Maybe Nintendo was cautious, after the beauty/disaster that was the 1993 Bob Hoskins Mario Movie. But they should have had a slam dunk with this 2023 one. An even bigger one than they got, anyway. A critical, emotional, historical, artistic slam dunk, instead of just a monetary one. This was a movie that should have been for adults and for children. If I was in charge, this would have been a project that could have really grappled with what it means to love a series and a franchise that is simultaneously both the world’s most inoffensive entertainment and one of its greatest innovators. Of what it means to have over forty years of history and legacy, of people who have grown up knowing nothing but Mario. This movie had spectacle, but it needed more inventive, more interesting, more joyful spectacle. Give me something like How to Train Your Dragon, Who Framed Roger Rabbit, Into the Spiderverse, My Neighbor Totoro, Toy Story, hell, even Shrek a little bit. That’s what Mario is. Not something that’s rote, paint by the numbers. I wanted something that would speak to me. But I knew that was never going to happen, and frankly, it’s absurd to ask for it otherwise. So I’ll be happy with what I got instead.

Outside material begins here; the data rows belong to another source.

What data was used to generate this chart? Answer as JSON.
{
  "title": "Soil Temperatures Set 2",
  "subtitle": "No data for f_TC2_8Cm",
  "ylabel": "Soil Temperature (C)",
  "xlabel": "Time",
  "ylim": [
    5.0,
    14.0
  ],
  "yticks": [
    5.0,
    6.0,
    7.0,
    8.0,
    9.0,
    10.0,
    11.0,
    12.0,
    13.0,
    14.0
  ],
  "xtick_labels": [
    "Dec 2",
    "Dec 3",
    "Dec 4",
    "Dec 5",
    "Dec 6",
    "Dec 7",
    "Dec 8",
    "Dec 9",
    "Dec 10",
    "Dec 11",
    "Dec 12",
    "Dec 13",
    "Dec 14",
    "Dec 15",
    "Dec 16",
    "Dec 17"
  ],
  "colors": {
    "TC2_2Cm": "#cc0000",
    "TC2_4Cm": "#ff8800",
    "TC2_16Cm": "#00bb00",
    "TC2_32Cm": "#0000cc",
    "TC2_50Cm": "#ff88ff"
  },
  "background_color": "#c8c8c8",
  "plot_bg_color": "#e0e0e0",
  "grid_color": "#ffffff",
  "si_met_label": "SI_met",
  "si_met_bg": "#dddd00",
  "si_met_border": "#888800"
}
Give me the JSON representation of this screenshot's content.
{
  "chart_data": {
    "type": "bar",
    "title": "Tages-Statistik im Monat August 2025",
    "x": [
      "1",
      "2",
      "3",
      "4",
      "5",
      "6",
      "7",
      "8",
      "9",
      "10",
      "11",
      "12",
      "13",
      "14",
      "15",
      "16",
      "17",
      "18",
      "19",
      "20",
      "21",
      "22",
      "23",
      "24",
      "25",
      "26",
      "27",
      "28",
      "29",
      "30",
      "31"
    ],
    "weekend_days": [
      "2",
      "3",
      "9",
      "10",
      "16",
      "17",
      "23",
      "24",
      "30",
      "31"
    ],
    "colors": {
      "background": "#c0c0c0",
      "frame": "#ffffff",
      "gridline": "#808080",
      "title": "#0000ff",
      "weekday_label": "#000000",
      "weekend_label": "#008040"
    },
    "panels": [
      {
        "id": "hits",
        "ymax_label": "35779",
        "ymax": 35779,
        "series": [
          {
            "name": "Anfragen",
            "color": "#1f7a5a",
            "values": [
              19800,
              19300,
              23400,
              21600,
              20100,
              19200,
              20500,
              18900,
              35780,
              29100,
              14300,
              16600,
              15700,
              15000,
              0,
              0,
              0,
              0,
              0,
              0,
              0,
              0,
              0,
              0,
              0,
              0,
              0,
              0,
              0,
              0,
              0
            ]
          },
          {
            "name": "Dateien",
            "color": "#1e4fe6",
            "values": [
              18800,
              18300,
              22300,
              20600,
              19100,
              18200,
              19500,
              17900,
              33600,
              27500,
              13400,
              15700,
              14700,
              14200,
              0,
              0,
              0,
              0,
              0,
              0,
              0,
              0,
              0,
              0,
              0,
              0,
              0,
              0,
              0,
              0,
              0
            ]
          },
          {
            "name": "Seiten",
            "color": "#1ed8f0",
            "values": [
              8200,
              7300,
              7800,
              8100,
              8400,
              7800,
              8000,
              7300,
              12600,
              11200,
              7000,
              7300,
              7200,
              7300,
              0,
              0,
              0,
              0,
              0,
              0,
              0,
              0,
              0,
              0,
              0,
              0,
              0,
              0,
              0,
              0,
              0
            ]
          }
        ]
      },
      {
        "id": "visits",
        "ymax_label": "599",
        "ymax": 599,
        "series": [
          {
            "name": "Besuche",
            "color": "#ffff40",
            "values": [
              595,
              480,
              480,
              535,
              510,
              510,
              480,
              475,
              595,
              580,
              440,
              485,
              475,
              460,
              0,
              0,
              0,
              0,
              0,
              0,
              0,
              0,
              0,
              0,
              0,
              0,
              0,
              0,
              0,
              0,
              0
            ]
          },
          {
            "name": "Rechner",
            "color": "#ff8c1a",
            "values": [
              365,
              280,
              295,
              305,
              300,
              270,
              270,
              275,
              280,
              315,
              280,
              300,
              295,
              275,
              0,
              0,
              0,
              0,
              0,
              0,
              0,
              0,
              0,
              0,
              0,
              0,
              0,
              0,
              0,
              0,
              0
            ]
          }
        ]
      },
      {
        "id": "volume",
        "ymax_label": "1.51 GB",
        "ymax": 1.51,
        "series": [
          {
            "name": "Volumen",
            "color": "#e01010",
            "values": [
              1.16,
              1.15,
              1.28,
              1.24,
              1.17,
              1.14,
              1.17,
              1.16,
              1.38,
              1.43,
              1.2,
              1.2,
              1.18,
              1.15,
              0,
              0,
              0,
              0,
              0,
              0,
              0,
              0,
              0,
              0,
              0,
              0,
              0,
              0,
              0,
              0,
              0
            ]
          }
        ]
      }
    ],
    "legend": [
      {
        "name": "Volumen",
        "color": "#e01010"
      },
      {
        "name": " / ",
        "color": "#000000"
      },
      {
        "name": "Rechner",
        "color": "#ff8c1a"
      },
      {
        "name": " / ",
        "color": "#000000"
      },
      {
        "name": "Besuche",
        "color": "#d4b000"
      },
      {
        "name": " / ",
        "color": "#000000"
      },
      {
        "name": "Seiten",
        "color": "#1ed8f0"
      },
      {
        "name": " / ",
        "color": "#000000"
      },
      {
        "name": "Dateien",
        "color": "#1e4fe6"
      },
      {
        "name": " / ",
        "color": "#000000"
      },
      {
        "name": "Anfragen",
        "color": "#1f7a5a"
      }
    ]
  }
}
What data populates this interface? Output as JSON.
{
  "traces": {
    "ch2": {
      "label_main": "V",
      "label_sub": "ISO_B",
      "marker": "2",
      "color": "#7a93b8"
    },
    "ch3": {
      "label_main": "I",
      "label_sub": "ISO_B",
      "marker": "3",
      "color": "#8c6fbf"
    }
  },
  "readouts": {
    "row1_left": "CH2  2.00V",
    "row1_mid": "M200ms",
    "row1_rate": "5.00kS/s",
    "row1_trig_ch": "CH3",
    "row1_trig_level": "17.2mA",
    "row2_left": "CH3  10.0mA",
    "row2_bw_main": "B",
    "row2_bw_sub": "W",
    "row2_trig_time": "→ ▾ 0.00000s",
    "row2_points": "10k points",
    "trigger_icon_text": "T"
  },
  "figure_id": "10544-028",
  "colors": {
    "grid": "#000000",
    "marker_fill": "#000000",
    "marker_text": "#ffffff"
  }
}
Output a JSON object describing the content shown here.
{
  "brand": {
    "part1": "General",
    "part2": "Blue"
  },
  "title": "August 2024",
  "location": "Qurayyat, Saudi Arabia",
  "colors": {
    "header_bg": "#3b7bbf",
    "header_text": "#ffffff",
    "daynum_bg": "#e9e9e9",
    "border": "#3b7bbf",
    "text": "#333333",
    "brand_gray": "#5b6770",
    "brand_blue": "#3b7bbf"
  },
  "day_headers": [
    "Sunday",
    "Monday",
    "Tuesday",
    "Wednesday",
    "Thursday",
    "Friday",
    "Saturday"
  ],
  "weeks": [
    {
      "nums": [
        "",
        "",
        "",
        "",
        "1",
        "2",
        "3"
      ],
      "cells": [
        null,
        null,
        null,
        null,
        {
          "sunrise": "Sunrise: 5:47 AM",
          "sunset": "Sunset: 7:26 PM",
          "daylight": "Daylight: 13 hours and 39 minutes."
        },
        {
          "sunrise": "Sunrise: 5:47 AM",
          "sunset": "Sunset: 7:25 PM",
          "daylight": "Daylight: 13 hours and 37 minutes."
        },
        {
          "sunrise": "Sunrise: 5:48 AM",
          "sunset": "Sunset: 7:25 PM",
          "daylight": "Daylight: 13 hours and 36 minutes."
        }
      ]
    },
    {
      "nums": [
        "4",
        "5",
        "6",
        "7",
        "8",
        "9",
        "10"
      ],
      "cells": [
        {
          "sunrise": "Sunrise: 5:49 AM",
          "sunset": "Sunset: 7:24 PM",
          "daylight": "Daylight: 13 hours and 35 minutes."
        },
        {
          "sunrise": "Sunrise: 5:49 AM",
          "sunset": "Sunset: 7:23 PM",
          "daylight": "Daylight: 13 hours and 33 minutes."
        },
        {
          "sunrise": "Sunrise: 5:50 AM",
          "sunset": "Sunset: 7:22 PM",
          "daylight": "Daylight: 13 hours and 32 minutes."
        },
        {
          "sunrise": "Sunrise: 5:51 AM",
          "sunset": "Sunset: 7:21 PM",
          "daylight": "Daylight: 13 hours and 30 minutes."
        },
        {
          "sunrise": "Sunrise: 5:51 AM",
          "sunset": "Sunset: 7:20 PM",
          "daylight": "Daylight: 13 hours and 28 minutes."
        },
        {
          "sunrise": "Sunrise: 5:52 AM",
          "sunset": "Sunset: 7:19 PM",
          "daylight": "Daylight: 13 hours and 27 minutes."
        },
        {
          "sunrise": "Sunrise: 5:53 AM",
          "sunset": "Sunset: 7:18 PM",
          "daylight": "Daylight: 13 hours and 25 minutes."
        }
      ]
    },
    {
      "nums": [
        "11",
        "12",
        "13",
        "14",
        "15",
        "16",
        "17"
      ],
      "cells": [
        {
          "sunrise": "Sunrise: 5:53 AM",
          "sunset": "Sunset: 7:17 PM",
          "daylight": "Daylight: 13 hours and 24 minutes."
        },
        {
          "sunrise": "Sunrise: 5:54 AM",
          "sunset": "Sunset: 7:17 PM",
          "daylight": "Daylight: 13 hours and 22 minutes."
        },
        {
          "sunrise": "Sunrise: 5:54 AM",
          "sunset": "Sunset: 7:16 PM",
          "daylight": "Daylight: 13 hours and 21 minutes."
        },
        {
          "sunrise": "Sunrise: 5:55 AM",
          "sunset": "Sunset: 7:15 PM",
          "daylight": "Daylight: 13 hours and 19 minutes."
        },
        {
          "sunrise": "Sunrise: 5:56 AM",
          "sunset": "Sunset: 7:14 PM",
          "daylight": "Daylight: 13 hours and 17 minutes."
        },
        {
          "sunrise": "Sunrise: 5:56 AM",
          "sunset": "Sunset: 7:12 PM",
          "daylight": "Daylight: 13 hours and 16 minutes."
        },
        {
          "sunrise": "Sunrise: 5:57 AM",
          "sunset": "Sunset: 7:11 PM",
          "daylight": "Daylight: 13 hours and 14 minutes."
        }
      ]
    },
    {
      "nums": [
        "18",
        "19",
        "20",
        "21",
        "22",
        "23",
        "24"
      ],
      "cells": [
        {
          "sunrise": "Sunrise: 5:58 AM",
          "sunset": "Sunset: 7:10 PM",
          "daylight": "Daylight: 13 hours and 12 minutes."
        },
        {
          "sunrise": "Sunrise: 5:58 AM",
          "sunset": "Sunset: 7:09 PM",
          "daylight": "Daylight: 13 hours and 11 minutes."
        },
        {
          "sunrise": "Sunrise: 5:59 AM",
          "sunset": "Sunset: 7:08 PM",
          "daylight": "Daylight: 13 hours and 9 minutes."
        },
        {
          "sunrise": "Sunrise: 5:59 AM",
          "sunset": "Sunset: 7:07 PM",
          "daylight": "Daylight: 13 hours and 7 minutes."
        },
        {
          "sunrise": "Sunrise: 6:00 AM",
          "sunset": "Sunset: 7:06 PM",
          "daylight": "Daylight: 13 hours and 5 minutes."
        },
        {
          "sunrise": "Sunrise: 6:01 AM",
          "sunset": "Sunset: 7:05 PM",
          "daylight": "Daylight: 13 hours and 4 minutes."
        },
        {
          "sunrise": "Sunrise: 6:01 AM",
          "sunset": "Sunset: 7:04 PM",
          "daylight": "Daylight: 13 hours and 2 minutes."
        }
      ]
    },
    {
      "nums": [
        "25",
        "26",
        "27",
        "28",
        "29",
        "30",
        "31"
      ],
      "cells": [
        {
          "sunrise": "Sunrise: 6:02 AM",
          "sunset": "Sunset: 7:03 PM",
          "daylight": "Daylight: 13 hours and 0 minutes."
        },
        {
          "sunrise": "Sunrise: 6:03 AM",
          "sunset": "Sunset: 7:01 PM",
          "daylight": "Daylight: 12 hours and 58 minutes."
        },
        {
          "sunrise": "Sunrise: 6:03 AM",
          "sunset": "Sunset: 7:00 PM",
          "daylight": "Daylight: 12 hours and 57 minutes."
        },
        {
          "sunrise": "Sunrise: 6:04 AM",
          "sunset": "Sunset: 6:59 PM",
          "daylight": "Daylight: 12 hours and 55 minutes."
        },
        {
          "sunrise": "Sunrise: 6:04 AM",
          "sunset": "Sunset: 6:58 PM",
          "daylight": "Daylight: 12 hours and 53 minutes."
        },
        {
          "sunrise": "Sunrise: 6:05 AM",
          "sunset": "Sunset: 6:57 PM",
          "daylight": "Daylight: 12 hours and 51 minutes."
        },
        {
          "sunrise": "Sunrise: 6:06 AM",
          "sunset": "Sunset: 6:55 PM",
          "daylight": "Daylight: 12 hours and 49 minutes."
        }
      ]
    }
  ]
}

Am I ashamed to admit that I love something so childish, that it takes up so much of my mental space? A little bit, yes. Maybe I still have some growing to do. But that’s video games for you. The world’s biggest entertainment medium today, for people of all ages. Yes, Mario is a product. Mario makes money. Mario is a toy, a thing for children. Mario isn’t a character, really. Video games are toys, they’re entertainment, they hold no inherent value other than as a way to waste time. And I’ve wasted a lot of time thinking and whining about what all this bullshit means to me. But that’s how it is with every movie! Every novel! Every TV show, comic book, piece of entertainment media that we love, that we cherish, that get us talking and thinking and imagining and wondering and wanting to build a better world. These things matter because we let them matter. People crave stories; it’s in our DNA. Stories socialize us, teach us, make us better people. They reach our hearts, we build memories and relationships around stories. Mario has no story, but for me, the story of Mario is the story of my life that I’ve built while interacting with these games. They are tangential to one another. Everyone has something like that, has their own Mario. I have several; it isn’t just Mario. But of all of them, I think Mario’s been with me the longest. So it’s surreal to see this movie; I’ve been waiting so long. And now it’s over. What do I do now?
Mario is a franchise. But I like Mario. And I wanted more, so much more, out of this movie. I knew I wouldn’t get it. And that’s ok. I’ve still got plenty of food for thought, twenty-four years-worth of it and counting. I don’t think Mario’s going anywhere.
I’ll be honest; this one was hard for me to read & parts of it made me sad. 😢 on another note- you forgot to mention that you & Nick even sent as Mario & Luigi for Halloween one year!